Earlier this week, Meta announced two new AI products, namely, Muse Image and Muse Video. As the name suggests, these are generative AI tools for making photos and video clips using natural language text prompts. Soon after their rollout commenced, these tools sparked controversy because Meta had automatically opted in Instagram users, allowing others to use their publicly posted media and convert them into remixed AI content. But it appears that Meta courted another loss on its side of the court.
What’s the problem?
Alongside its new AI tools, Meta introduced something called Content Seal, which serves as an invisible watermarking system. Technically, all the images created by the Muse Image AI carry a hidden signal that can be used to identify whether they were made using AI or not. To go with it, the company also launched its own AI identification tool that can read this invisible Content Seal watermark. But it appears that Meta’s AI sniffing tool is not as accurate as the company claims.

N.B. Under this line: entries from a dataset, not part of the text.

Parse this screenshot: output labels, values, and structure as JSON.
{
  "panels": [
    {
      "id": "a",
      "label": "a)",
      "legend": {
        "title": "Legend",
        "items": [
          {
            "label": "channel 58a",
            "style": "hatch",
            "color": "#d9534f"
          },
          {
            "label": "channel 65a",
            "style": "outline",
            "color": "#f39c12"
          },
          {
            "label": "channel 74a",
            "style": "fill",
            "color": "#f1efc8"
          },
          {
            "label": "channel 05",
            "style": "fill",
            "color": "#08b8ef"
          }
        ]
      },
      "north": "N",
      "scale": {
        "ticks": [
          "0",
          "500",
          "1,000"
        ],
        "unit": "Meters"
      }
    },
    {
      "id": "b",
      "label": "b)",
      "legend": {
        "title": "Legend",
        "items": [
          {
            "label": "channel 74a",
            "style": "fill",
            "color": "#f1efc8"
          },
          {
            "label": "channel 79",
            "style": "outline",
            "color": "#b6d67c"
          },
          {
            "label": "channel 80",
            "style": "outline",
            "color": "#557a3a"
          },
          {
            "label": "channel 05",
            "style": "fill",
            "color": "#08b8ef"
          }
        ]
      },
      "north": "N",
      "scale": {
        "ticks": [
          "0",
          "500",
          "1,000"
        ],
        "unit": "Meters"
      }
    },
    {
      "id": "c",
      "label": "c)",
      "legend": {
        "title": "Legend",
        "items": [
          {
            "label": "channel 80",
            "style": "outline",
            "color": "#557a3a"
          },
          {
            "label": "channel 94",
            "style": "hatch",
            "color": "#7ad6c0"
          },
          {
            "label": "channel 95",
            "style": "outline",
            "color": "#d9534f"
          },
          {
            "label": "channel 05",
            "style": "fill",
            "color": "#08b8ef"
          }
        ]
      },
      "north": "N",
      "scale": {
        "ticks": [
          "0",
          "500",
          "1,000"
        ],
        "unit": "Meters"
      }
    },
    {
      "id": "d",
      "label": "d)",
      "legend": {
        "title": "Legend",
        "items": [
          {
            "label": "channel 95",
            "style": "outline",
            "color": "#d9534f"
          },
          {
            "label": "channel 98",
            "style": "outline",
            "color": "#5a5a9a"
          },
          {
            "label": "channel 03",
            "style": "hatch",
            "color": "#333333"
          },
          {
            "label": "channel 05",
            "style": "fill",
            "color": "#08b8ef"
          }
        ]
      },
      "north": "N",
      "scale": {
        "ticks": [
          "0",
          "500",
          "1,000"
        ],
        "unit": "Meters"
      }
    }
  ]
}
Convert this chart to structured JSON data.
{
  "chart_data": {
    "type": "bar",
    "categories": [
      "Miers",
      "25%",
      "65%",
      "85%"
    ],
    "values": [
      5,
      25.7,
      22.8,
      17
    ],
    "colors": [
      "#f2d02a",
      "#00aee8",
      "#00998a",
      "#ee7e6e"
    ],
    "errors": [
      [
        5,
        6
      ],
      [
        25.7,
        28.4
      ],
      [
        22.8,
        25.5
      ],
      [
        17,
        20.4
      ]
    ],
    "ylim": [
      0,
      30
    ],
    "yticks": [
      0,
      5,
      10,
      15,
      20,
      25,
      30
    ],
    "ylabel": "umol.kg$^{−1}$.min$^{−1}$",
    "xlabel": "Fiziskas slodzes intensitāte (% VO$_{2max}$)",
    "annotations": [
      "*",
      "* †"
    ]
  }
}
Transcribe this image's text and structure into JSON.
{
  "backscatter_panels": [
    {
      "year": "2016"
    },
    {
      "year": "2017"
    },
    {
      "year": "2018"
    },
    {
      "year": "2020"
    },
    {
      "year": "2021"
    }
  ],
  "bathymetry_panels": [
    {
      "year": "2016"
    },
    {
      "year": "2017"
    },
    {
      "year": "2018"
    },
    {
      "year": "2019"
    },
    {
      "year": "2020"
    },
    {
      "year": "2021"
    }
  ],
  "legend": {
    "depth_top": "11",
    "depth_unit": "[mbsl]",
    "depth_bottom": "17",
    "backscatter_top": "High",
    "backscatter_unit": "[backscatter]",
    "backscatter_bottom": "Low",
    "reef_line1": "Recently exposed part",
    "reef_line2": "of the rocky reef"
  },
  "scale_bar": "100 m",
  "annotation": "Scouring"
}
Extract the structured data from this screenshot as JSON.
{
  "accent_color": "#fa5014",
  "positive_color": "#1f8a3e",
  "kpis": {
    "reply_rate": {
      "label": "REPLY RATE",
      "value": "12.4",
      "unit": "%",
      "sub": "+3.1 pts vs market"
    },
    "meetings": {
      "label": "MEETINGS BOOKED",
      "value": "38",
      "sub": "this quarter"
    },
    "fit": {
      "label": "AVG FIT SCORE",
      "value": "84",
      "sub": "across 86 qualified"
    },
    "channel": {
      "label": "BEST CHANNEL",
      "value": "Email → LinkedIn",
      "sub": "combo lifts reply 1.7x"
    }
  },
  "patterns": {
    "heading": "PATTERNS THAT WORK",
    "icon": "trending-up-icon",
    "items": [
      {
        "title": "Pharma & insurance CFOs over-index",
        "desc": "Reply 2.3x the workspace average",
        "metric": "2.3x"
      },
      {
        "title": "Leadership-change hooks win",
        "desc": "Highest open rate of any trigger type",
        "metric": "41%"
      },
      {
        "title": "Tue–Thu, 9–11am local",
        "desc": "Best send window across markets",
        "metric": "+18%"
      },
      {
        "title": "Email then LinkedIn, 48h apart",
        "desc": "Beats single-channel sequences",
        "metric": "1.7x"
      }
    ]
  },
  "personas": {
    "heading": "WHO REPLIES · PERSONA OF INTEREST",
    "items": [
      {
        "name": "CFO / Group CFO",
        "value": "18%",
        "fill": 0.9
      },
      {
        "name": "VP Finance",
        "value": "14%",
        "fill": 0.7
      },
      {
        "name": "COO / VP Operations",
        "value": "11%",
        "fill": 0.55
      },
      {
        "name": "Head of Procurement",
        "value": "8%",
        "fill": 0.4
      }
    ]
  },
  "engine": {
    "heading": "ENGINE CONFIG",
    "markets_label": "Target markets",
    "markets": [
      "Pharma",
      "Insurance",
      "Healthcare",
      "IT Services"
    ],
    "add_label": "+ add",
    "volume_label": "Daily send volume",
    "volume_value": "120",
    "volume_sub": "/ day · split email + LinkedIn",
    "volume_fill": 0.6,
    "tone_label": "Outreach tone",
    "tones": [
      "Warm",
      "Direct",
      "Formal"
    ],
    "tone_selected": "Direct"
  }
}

According to an analysis by Reuters, images made using the company’s Muse Image AI cannot be reliably detected as AI-generated by Meta’s AI identification software. The outlet analyzed 40 images that were created by Muse Image, but in only 45% of the cases was it able to identify that they were created using AI. In the remaining 55% of the cases, when the images were cropped to one-third or one-fourth of their original size, the AI detection tool developed by Meta simply failed.
Oh, yikes. That’s embarrassing!
That’s a notable flub. On its website, Meta claims that the Content Seal system carries a “hidden provenance signal that stays intact — even when cropped, compressed, resized, or screenshotted.” Following Reuters’ analysis, Meta told the outlet that its AI detection tool is still in preview and that it can’t work reliably when a photo is “heavily cropped.” On an FAQ page available on its AI detector site, Meta also makes it clear that if an image has been generated using a third-party AI product instead of Muse Image, the detection tool will not work.

Meta won’t be the only AI giant that has created a system like Content Seal. Google already has an AI image detection and watermarking system called SynthID in place. It has been adopted by the likes of OpenAI as well. That means if an image is generated using ChatGPT or Gemini, it carries the invisible SynthID watermark and can be detected using Google’s own AI identification tool, which is now available on Google Search, as well. However, Google also makes it clear that SynthID is not 100% foolproof.